As guerras podem causar inflação nos países em guerra e nos países não envolvidos por vários motivos. Primeiro, as guerras podem aumentar a demanda agregada por bens e serviços relacionados ao esforço de guerra, o que pode gerar um excesso de demanda em relação à oferta e pressionar os preços para cima. Segundo, as guerras podem reduzir a oferta agregada de bens e serviços não relacionados ao esforço de guerra, o que pode gerar uma escassez de oferta em relação à demanda e pressionar os preços para cima.

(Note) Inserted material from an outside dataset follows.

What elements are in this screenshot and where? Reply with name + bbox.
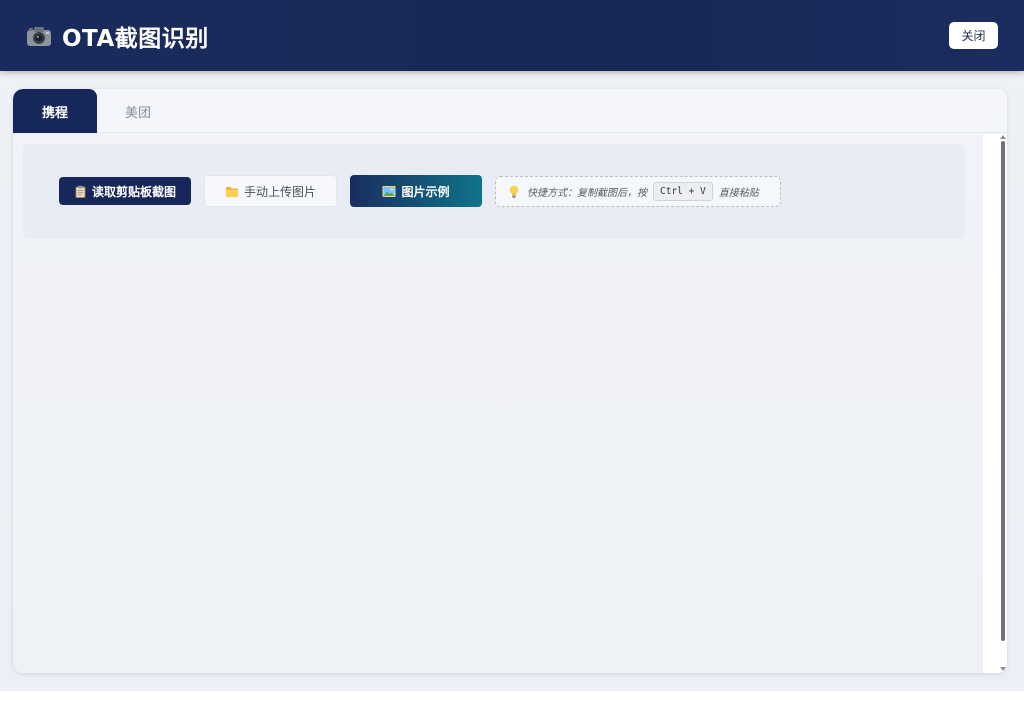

Terceiro, as guerras podem aumentar os custos de produção dos bens e serviços, por causa do aumento dos preços dos insumos (como energia, matérias-primas e mão de obra), do aumento dos impostos e tarifas e da deterioração da infraestrutura e da produtividade. Quarto, as guerras podem aumentar a quantidade de dinheiro em circulação, por causa da emissão monetária para financiar os gastos militares ou da entrada de recursos externos para apoiar os países em guerra.

O impacto das guerras sobre a inflação depende da magnitude, da duração e da localização do conflito. Por exemplo, uma guerra que envolve grandes potências econômicas ou que ocorre em regiões produtoras ou consumidoras de commodities tende a ter um efeito mais inflacionário do que uma guerra que envolve países pequenos ou isolados. Um estudo do Fundo Monetário Internacional (FMI) estimou que uma guerra civil aumenta em média 12 pontos percentuais a taxa de inflação do país em conflito no primeiro ano e em 7 pontos percentuais nos anos seguintes. Outro estudo da Universidade de Oxford estimou que a guerra no Iraque iniciada em 2003 aumentou em 5% o preço do petróleo no mercado internacional.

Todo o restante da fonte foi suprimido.